The University of Mary Washington in Virginia belongs to a small cluster of schools nationwide that face unusual financial challenges and market pressures: public liberal arts colleges.
Troy D. Paino, the new president of UMW, said in a visit this week to The Washington Post that he wants to help the school “adapt to 21st century realities.”
In many ways, those realities boil down to funding and enrollment.
With about 4,300 undergraduates, the school in Fredericksburg, Va., named for the mother of the first U.S. president, aims to offer a liberal arts experience at a small fraction of the price of the nation’s private colleges.
Classes are relatively small, with a student-faculty ratio of 14 to 1. Tuition and fees this year total $11,570 for Virginia students and $26,160 for those from out of state. Private liberal arts college tuition often tops $50,000 a year — money that funds seminar-style teaching in a residential setting.
For a public college, keeping classes small and building cohesive learning communities requires constant fiscal vigilance at a time when state funding for higher education — in Virginia and elsewhere — is far less than it was a few decades ago.
Small class sizes are “hard to support in this era of declining state support,” Paino said. “You can see why presidents go down the road of growing enrollment for economies of scale.”
Paino doesn’t want to do that. UMW enrolled a record first-year class of 980 students this fall. But he wants to limit that figure in future years to 950 or fewer, to ensure that undergraduates continue to have close contact with professors. Instead, Paino wants to expand graduate enrollment with master’s programs targeting adults in the Interstate 95 corridor between Washington and Richmond. He also wants new degrees in nursing and other subjects to help “meet regional needs.”
UMW has about 300 graduate students, mainly in business and education. Paino said he hopes to double or triple that total in the next five years. He also said the school could seek to expand its work with transfer students who are seeking to complete a degree.
About 82 percent of freshmen at UMW in 2014 re-enrolled as sophomores in 2015 — a retention rate Paino wants to raise. “It needs to get closer to 90 percent,” he said. He also wants to raise the six-year graduation rate — which stood at 70 percent in 2015 — to at least 75 percent. About 17 percent of undergraduates at UMW have enough financial need to qualify for federal Pell grants.
In 2015, UMW was shaken by the killing of a 20-year-old student and allegations from a feminist group that school officials had failed to act on threats against its members that surfaced on the messaging app Yik Yak. Officials denied at the time that they ignored safety concerns. There were also complaints that year about a lewd chant from the school rugby team that was captured on a recording.
“That was a bad year with some bad headlines,” Paino acknowledged. He said he has reached out to student groups since taking office to assure them that he wants to promote a culture of respect and tolerance on campus.

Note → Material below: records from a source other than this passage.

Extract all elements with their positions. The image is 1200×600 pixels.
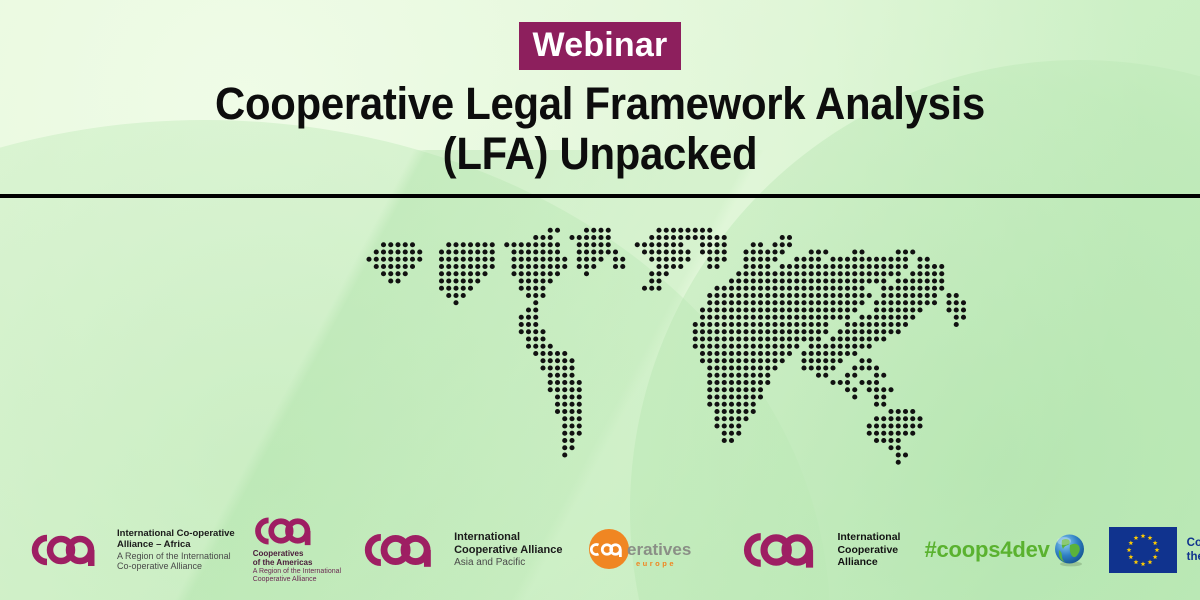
logo-international-cooperative-alliance: International Cooperative Alliance xyxy=(742,531,900,569)
badge-row: Webinar xyxy=(0,22,1200,70)
coop-mark-icon xyxy=(253,516,323,546)
eu-funding-text: Co-funded by the European Union xyxy=(1187,536,1200,565)
logo-line-1: International xyxy=(454,531,562,544)
logo-line-2: Cooperative xyxy=(837,544,900,556)
header-divider xyxy=(0,194,1200,198)
title-line-1: Cooperative Legal Framework Analysis xyxy=(42,79,1158,129)
page-title: Cooperative Legal Framework Analysis (LF… xyxy=(42,79,1158,180)
logo-cooperatives-europe: eratives europe xyxy=(588,529,720,571)
coop-mark-icon xyxy=(30,533,108,567)
logo-line-2: Cooperative Alliance xyxy=(454,544,562,557)
logo-line-3: Alliance xyxy=(837,556,900,568)
logo-line-3: Asia and Pacific xyxy=(454,557,562,569)
svg-text:eratives: eratives xyxy=(627,540,691,559)
partner-logo-strip: International Co-operative Alliance – Af… xyxy=(0,500,1200,600)
logo-coops4dev: #coops4dev xyxy=(924,533,1086,567)
coop-mark-icon xyxy=(363,532,445,568)
world-map xyxy=(0,205,1200,495)
cooperatives-europe-icon: eratives europe xyxy=(588,529,720,571)
logo-ica-africa: International Co-operative Alliance – Af… xyxy=(30,528,235,572)
webinar-badge: Webinar xyxy=(519,22,682,70)
webinar-banner: Webinar Cooperative Legal Framework Anal… xyxy=(0,0,1200,600)
logo-line-4: Cooperative Alliance xyxy=(253,576,341,584)
logo-text: Cooperatives of the Americas A Region of… xyxy=(253,549,341,584)
eu-line-1: Co-funded by xyxy=(1187,536,1200,550)
logo-text: International Cooperative Alliance Asia … xyxy=(454,531,562,569)
logo-line-1: International xyxy=(837,531,900,543)
coops4dev-hashtag: #coops4dev xyxy=(924,537,1049,563)
coop-mark-icon xyxy=(742,531,828,569)
logo-line-4: Co-operative Alliance xyxy=(117,561,235,572)
logo-line-2: Alliance – Africa xyxy=(117,539,235,550)
banner-header: Webinar Cooperative Legal Framework Anal… xyxy=(0,0,1200,196)
logo-eu-funding: Co-funded by the European Union xyxy=(1109,527,1200,573)
logo-ica-asia-pacific: International Cooperative Alliance Asia … xyxy=(363,531,562,569)
logo-line-1: International Co-operative xyxy=(117,528,235,539)
logo-text: International Co-operative Alliance – Af… xyxy=(117,528,235,572)
logo-text: International Cooperative Alliance xyxy=(837,531,900,568)
logo-line-3: A Region of the International xyxy=(117,551,235,562)
eu-flag-icon xyxy=(1109,527,1177,573)
globe-icon xyxy=(1053,533,1087,567)
svg-text:europe: europe xyxy=(636,559,676,568)
logo-line-2: of the Americas xyxy=(253,558,341,567)
eu-line-2: the European Union xyxy=(1187,550,1200,564)
title-line-2: (LFA) Unpacked xyxy=(42,129,1158,179)
logo-cooperatives-americas: Cooperatives of the Americas A Region of… xyxy=(253,516,341,584)
dotted-world-map-icon xyxy=(0,205,1200,495)
logo-line-3: A Region of the International xyxy=(253,568,341,576)
logo-line-1: Cooperatives xyxy=(253,549,341,558)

Paino, 53, an American studies scholar with expertise in legal and sports history, started at UMW on July 1 after serving six years as president of Truman State University in Missouri. He wears another hat as president of the Council of Public Liberal Arts Colleges. These 30 schools include UMW and Truman State, as well as St. Mary’s College of Maryland, New College of Florida and the University of North Carolina at Asheville.
As a group, these colleges are far outnumbered by mid-sized and large public universities. Paino said the small colleges need to educate consumers about what they offer. “Our calling card is a strong sense of community,” he said.
Too often, he said, students choose schools based on “what teams they are watching on ESPN.” (Mary Washington has NCAA Division III athletics.) He wants students to think instead about the quality of the classes they take and whether they are likely to graduate with significant debt.
“A lot of students would thrive in a public liberal arts college,” Paino said. “But they don’t know what that means. We need to tell our story.”